A pastoral context for our posts...

Our longtime friend and sister in the faith, Elizabeth, just posted a comment recommending that we encourage our readers to listen to our sermons, the better to get a context for our writing. She writes:

To a casual observer this blog might give the impression that your conservatism is about being on the right side of the culture wars. And then too you have sympathizers posting that they'd rather be Baptists because at least then people would know where they stand on hot-button social issues. Your friend's second paragraph shows he is sympathetic to this outlook. ...I suggest you point him (and your general readership) to your recorded sermons, and start posting more here about the central doctrinal content of the faith, so that there will be no mistake as to whether your Christianity is merely a question of the best alternative to feminism, communism, corporate America, etc. Don't, like so many other American evangelicals, underestimate the dangers of a merely moral religion. Rome will beat you at it every time.

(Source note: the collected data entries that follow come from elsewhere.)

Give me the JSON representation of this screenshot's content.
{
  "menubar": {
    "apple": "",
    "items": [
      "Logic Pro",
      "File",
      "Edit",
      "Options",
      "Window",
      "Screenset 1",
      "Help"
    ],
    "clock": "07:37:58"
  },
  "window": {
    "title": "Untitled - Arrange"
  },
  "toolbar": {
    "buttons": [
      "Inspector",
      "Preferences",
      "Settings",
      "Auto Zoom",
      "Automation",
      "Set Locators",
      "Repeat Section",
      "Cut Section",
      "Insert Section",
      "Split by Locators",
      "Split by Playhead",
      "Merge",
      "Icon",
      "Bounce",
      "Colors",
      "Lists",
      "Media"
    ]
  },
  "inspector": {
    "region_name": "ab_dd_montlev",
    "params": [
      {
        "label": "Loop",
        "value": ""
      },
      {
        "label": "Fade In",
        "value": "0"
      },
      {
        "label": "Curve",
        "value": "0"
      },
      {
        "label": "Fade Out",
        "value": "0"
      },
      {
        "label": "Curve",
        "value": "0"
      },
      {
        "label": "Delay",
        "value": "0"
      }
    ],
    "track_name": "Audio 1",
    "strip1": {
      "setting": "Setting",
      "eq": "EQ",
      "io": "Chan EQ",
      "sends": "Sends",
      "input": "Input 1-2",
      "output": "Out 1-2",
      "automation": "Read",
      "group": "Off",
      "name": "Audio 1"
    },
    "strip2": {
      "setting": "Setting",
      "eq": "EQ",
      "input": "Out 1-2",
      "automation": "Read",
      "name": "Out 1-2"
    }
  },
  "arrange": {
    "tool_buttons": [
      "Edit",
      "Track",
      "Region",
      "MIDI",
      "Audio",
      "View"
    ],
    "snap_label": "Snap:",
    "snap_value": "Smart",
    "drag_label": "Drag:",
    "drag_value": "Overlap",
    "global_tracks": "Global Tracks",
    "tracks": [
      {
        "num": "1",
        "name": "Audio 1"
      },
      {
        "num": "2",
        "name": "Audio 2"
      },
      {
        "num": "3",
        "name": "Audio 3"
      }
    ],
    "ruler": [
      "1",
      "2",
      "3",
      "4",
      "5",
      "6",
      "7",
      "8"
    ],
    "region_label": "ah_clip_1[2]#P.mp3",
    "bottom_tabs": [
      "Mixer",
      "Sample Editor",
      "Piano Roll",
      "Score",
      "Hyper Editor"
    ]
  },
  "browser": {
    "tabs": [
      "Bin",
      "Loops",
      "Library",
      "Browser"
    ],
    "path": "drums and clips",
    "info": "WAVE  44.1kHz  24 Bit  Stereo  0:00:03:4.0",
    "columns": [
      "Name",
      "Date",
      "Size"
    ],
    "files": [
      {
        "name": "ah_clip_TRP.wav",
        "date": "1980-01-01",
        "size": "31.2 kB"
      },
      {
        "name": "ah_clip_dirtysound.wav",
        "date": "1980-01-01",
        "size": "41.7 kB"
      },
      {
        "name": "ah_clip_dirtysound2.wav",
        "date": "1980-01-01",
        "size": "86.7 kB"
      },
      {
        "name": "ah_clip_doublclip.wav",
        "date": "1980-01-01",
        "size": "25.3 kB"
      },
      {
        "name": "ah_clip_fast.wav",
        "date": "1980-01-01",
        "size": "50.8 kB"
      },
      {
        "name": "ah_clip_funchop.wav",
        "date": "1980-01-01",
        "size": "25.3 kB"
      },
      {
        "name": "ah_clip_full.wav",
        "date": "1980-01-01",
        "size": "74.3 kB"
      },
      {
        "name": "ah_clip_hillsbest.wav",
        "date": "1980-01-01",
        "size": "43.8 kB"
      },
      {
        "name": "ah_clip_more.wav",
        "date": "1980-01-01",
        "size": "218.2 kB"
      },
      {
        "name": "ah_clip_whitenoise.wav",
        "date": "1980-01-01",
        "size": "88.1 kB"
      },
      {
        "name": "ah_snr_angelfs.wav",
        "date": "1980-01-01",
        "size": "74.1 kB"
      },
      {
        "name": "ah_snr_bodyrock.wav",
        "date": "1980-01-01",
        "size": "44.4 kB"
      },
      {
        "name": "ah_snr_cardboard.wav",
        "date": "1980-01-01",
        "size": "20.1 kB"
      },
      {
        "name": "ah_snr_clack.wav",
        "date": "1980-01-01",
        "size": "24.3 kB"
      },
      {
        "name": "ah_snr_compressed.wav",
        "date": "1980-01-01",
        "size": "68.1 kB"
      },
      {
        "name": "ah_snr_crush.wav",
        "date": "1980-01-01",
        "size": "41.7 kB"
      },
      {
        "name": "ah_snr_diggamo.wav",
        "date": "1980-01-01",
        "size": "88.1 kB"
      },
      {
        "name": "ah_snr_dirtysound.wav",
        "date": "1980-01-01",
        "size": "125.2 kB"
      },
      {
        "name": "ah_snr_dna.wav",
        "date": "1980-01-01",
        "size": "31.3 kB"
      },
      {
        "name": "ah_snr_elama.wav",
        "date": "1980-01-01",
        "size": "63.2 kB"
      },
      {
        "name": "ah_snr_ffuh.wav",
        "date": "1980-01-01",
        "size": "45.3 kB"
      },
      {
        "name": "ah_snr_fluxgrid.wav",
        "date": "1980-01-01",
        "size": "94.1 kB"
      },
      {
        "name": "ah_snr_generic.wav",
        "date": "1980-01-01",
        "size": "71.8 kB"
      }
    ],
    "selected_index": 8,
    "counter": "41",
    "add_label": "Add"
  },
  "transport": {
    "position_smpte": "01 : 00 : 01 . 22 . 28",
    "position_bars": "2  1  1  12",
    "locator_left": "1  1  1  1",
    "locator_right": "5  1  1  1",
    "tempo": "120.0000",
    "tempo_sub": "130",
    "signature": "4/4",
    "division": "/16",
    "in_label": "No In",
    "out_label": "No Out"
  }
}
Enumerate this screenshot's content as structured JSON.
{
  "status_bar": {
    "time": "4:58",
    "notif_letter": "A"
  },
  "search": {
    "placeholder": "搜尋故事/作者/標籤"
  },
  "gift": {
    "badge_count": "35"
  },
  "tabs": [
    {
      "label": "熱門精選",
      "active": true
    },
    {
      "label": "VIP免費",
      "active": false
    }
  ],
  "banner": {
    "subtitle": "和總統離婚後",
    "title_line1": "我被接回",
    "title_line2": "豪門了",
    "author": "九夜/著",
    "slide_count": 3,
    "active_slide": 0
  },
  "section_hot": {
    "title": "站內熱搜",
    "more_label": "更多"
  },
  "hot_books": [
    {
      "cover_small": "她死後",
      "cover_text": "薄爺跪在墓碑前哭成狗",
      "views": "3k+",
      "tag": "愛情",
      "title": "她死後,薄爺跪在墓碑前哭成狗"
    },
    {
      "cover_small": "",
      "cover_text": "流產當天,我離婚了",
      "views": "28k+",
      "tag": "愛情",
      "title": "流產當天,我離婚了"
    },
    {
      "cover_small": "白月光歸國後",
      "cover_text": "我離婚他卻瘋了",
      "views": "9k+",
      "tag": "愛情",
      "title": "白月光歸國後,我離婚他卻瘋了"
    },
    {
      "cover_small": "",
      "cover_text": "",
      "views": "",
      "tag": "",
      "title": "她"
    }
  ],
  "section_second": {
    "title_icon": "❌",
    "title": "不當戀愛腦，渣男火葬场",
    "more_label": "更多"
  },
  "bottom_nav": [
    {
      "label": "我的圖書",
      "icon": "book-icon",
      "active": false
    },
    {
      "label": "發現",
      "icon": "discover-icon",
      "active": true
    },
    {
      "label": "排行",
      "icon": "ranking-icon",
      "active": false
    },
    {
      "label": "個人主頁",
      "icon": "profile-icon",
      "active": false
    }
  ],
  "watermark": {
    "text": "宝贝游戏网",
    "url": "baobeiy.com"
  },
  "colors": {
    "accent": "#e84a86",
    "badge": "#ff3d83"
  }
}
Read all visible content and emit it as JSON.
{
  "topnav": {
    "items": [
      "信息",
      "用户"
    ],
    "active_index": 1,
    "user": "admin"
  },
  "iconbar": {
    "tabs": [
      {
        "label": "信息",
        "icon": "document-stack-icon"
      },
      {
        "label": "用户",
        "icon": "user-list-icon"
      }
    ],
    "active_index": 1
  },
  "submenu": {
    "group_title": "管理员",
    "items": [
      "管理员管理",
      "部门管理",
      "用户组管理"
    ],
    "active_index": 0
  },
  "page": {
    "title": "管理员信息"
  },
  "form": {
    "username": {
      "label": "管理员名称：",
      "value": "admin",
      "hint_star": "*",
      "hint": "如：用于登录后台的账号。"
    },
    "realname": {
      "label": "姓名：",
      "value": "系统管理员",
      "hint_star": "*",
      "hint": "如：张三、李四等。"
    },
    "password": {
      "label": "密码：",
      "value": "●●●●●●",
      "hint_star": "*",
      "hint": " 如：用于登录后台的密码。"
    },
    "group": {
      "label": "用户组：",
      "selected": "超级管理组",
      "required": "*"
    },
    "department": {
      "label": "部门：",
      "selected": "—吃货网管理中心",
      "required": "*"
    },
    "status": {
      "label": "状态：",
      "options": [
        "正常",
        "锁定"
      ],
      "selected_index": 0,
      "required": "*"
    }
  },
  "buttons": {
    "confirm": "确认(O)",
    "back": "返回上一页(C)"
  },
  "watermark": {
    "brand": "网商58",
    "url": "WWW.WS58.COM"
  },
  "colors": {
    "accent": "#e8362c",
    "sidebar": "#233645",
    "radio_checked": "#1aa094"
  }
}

This is wise advice. So here is a link to David's 2006 sermons, and here is a link to my own. Recently, David has been preaching a series on idolatry, while I'm coming to the end of preaching through Galatians.

Readers might be particularly interested in three sermons I recently did on Galatians 6:1,2 (Part 1, Part 2, Part 3) focussing on the biblical doctrine of the church and the threats to that doctrine posed within the conservative reformed, or evangelical world. I'd encourage readers to listen to all three sermons, but if you only have time for one, make it Part 3.

Comments

I thought I was a Baptist because of theological positions I accept, but I can understand the confusion. :^)

Ironically, though, most of the social issues leaders I can name (Dobson, D. James Kennedy, Robertson, etc..) are not Baptists. Oh well.

This Baptist has particularly enjoyed David's series on idolatry. Some sobering and provocative content.

I appreciated this quote:

"In the godly, fear and love embrace."